The biggest “given” issue is that the supply of items overall will be spotty for the foreseeable future. As alluded to earlier, this is evident from places as close to us as students as the campus Starbucks or Camelot Grill, all the way to significant retailers having empty shelves for various products with no estimated time of restocking those items. The only way this can quell is for both the global supply chain and the American supply freight/shipping issues to be resolved, both the core issues before the pandemic and the added issues the pandemic brought to both sectors.

How can the global economy recover from this mess?

This, of the three points, is the most speculative and difficult to answer. While alluding to how the American economy can fix the current issues briefly, the global supply chain has many more moving parts to factor. Globalism has led to richer countries outsourcing labor to other countries to offset costs for production, but disruptions in supplies reaching these facilities, inability for work to occur because of the pandemic, and the difficulty of restarting after shutting down facilities temporarily lead to ripple effects across all direct and indirectly impacted countries.

The “how” will have to play out, but what is somewhat predictable could be the when.

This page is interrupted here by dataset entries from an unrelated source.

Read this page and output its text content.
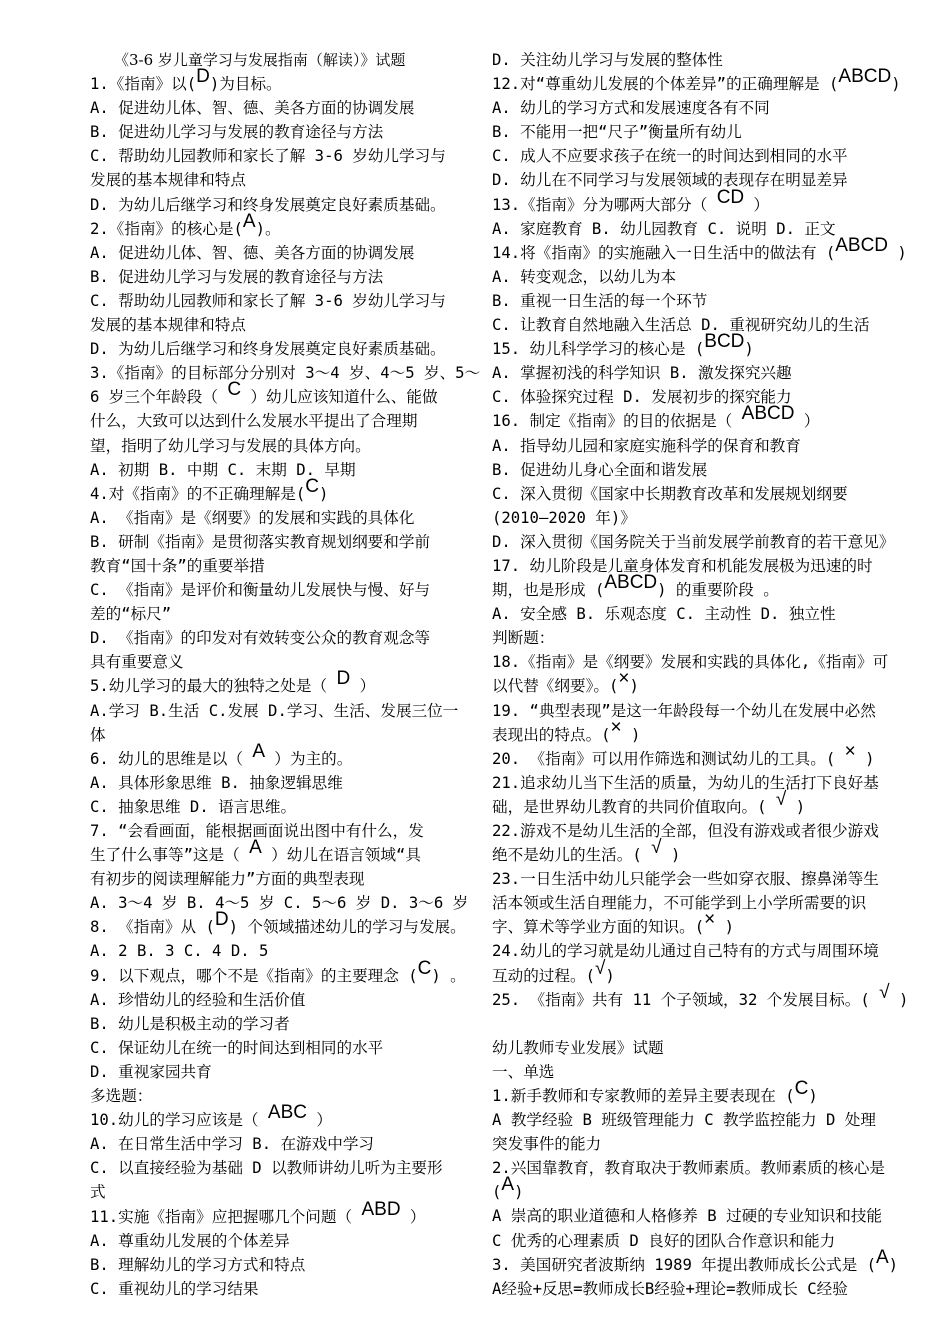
《3-6 岁儿童学习与发展指南（解读）》试题
1.《指南》以(D)为目标。
A. 促进幼儿体、智、德、美各方面的协调发展
B. 促进幼儿学习与发展的教育途径与方法
C. 帮助幼儿园教师和家长了解 3-6 岁幼儿学习与
发展的基本规律和特点
D. 为幼儿后继学习和终身发展奠定良好素质基础。
2.《指南》的核心是(A)。
A. 促进幼儿体、智、德、美各方面的协调发展
B. 促进幼儿学习与发展的教育途径与方法
C. 帮助幼儿园教师和家长了解 3-6 岁幼儿学习与
发展的基本规律和特点
D. 为幼儿后继学习和终身发展奠定良好素质基础。
3.《指南》的目标部分分别对 3～4 岁、4～5 岁、5～
6 岁三个年龄段（ C ）幼儿应该知道什么、能做
什么，大致可以达到什么发展水平提出了合理期
望，指明了幼儿学习与发展的具体方向。
A. 初期 B. 中期 C. 末期 D. 早期
4.对《指南》的不正确理解是(C)
A. 《指南》是《纲要》的发展和实践的具体化
B. 研制《指南》是贯彻落实教育规划纲要和学前
教育“国十条”的重要举措
C. 《指南》是评价和衡量幼儿发展快与慢、好与
差的“标尺”
D. 《指南》的印发对有效转变公众的教育观念等
具有重要意义
5.幼儿学习的最大的独特之处是（ D ）
A.学习 B.生活 C.发展 D.学习、生活、发展三位一
体
6. 幼儿的思维是以（ A ）为主的。
A. 具体形象思维 B. 抽象逻辑思维
C. 抽象思维 D. 语言思维。
7. “会看画面，能根据画面说出图中有什么，发
生了什么事等”这是（ A ）幼儿在语言领域“具
有初步的阅读理解能力”方面的典型表现
A. 3～4 岁 B. 4～5 岁 C. 5～6 岁 D. 3～6 岁
8. 《指南》从 (D) 个领域描述幼儿的学习与发展。
A. 2 B. 3 C. 4 D. 5
9. 以下观点，哪个不是《指南》的主要理念 (C) 。
A. 珍惜幼儿的经验和生活价值
B. 幼儿是积极主动的学习者
C. 保证幼儿在统一的时间达到相同的水平
D. 重视家园共育
多选题：
10.幼儿的学习应该是（ ABC ）
A. 在日常生活中学习 B. 在游戏中学习
C. 以直接经验为基础 D 以教师讲幼儿听为主要形
式
11.实施《指南》应把握哪几个问题（ ABD ）
A. 尊重幼儿发展的个体差异
B. 理解幼儿的学习方式和特点
C. 重视幼儿的学习结果
D. 关注幼儿学习与发展的整体性
12.对“尊重幼儿发展的个体差异”的正确理解是 (ABCD)
A. 幼儿的学习方式和发展速度各有不同
B. 不能用一把“尺子”衡量所有幼儿
C. 成人不应要求孩子在统一的时间达到相同的水平
D. 幼儿在不同学习与发展领域的表现存在明显差异
13.《指南》分为哪两大部分（ CD ）
A. 家庭教育 B. 幼儿园教育 C. 说明 D. 正文
14.将《指南》的实施融入一日生活中的做法有 (ABCD )
A. 转变观念，以幼儿为本
B. 重视一日生活的每一个环节
C. 让教育自然地融入生活总 D. 重视研究幼儿的生活
15. 幼儿科学学习的核心是 (BCD)
A. 掌握初浅的科学知识 B. 激发探究兴趣
C. 体验探究过程 D. 发展初步的探究能力
16. 制定《指南》的目的依据是（ ABCD ）
A. 指导幼儿园和家庭实施科学的保育和教育
B. 促进幼儿身心全面和谐发展
C. 深入贯彻《国家中长期教育改革和发展规划纲要
(2010—2020 年)》
D. 深入贯彻《国务院关于当前发展学前教育的若干意见》
17. 幼儿阶段是儿童身体发育和机能发展极为迅速的时
期，也是形成 (ABCD) 的重要阶段 。
A. 安全感 B. 乐观态度 C. 主动性 D. 独立性
判断题：
18.《指南》是《纲要》发展和实践的具体化,《指南》可
以代替《纲要》。(×)
19. “典型表现”是这一年龄段每一个幼儿在发展中必然
表现出的特点。(× )
20. 《指南》可以用作筛选和测试幼儿的工具。( × )
21.追求幼儿当下生活的质量，为幼儿的生活打下良好基
础，是世界幼儿教育的共同价值取向。( √ )
22.游戏不是幼儿生活的全部，但没有游戏或者很少游戏
绝不是幼儿的生活。( √ )
23.一日生活中幼儿只能学会一些如穿衣服、擦鼻涕等生
活本领或生活自理能力，不可能学到上小学所需要的识
字、算术等学业方面的知识。(× )
24.幼儿的学习就是幼儿通过自己特有的方式与周围环境
互动的过程。(√)
25. 《指南》共有 11 个子领域，32 个发展目标。( √ )
幼儿教师专业发展》试题
一、单选
1.新手教师和专家教师的差异主要表现在 (C)
A 教学经验 B 班级管理能力 C 教学监控能力 D 处理
突发事件的能力
2.兴国靠教育，教育取决于教师素质。教师素质的核心是
(A)
A 崇高的职业道德和人格修养 B 过硬的专业知识和技能
C 优秀的心理素质 D 良好的团队合作意识和能力
3. 美国研究者波斯纳 1989 年提出教师成长公式是 (A)
A经验+反思=教师成长B经验+理论=教师成长 C经验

To everything I have seen, the best estimation to being as close to normalcy before 2020 depends on the following factors: How quickly can the world finally deal with COVID, can freight shipping resume uninterrupted and unloading at countries not take weeks, and can America recover once the global economy starts to show signs of recovery and keep up with the demand internally in the country.

All in all, the pandemic and a buckling labor force for the freight/transportation sector have, and will continue to provide, hardships when it comes to companies purchasing supplies and maintaining inventory in pre-pandemic ways. From unavailable products, to price scalping, to prices for available products steadily rising and a lack of enough people to work in these industries, the question of when can purchasing products go back to normal seems to continue to extend as the current global issues persist, and as America’s problems continue to compound on top of each other and create further difficulties for returning to pre-pandemic purchasing.